Le sénateur républicain et partenaire de golf de Trump, Lindsey Graham, opte pour le jugulaire. Il pourrait bientôt avoir 67 votes à l'épreuve de veto au Sénat pour une législation qui impose des tarifs punitifs à 500% sur n'importe quel pays qui achète l'énergie russe ou les minéraux stratégiques, si le Kremlin «refuse de négocier un accord de paix, viole un accord de paix ou envahit l'Ukraine à l'avenir».
La machine de guerre «Hot Keynésienne» de la Russie est maintenant dans le même état d'épuisement que la machine impériale de guerre allemande en 1917. L'Allemagne avait pu préserver quelque chose de proche d'une économie civile normale au cours des premières années de la Première Guerre mondiale, mais le blocage allié, des pénuries chroniques et un manque de main-d'œuvre et d'argent ont finalement contraint les militaires à prendre le contrôle de tout le peuple productif. Cela a également échoué et a finalement incubé l'hyperinflation de Weimar.
La Russie a épuisé les réserves liquides et utilisables de son fonds de pluie. Les dépenses militaires dépassent presque certainement 10% du PIB d'une manière ou d'une autre et il est financé hors des livres en contraignant les banques à prêter quelque 250 milliards de dollars aux entrepreneurs de la défense, en stockant une crise pour le système bancaire.
Est-ce que le ministre russe des finances Anton Soluanov faisait référence à cette semaine lorsqu'il a conseillé aux Russes de lire Âmes mortes Et Anton Tchekhov Champ de cerisiersLe premier sur les finances frauduleuses, la seconde sur les dettes paralysantes? Il a déjà introduit une série de nouvelles taxes cette année. Il établit maintenant de nouvelles mesures d'urgence.
Le compromis entre les armes à feu et le beurre ne peut plus être reporté. L'austérité sérieuse arrive pour la première fois depuis que Poutine a lancé sa mauvaise aventure.

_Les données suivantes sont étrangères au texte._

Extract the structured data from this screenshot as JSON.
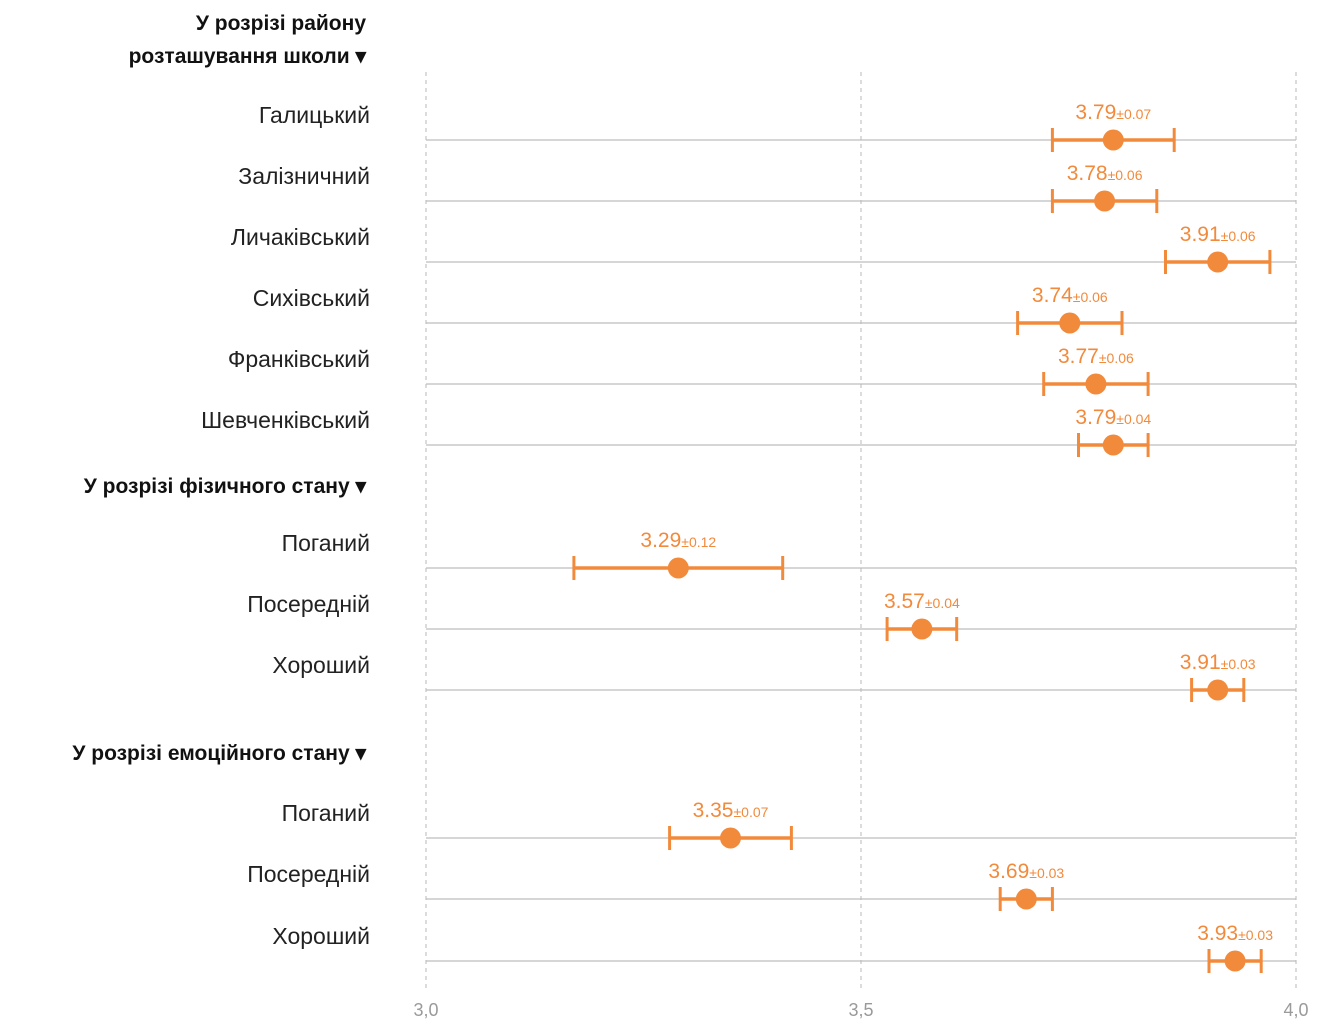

Le président américain Donald Trump et le président ukrainien Volodymyr Zelensky parlent avant les funérailles du pape.Crédit: AP
La Russie n'est plus la «station-service proverbiale se faisant passer pour un pays», mais elle repose toujours sur des exportations de matières premières pour financer un quart du budget. Les exportations de pétrole financent la guerre. Kirill Bakhtin, de BCS, a déclaré que des sanctions plus strictes et britanniques sur la flotte de l'ombre de la Russie – le tir de séparation de l'ancien président américain Joe Biden – ont poussé la remise sur le brut d'Oural à environ 15 $ US.
Cela réduit la valeur marchande de facto des exportations de brut russes à 45 $ US. Une autre grande baisse d'ici, qui pourrait bien se produire alors que l'Arabie saoudite continue d'ajouter des barils à un marché excédentaire, rendrait extrêmement difficile pour la Russie de poursuivre la guerre au-delà de l'été.
La dernière offensive russe a largement débarqué, à un coût humain terrible. La Russie n'est pas proche de conquérir les quatre oblasts, il est si présomptueusement annexé. « Les mouvements sur la carte sont minuscules et n'ont rien de valeur stratégique. L'Ukraine est suffisamment grande pour échanger un espace contre le temps », a déclaré un expert militaire occidental sur le terrain.
«Les Ukrainiens ne peuvent pas reprendre le territoire perdu, mais ils ne seront pas retournés non plus.
Trump peut à nouveau changer d'avis. L'accord minéral ne donne pas à l'Ukraine une garantie de sécurité bancable. L'Europe est fracturée et fatiguée.
Mais l'équilibre des probabilités est que Vladimir Poutine ne parviendra désormais pas à transformer l'Ukraine en un état vassal castré dans le sens du Bélarus.
Il peut garder le terrain qu'il détient déjà et gagner la reconnaissance juridique de la Crimée, du moins de Washington. Mais si les faucons ultranationalistes d'extrême droite en Russie l'obligent à tenir pour la victoire totale, il ne peut même pas garder cela.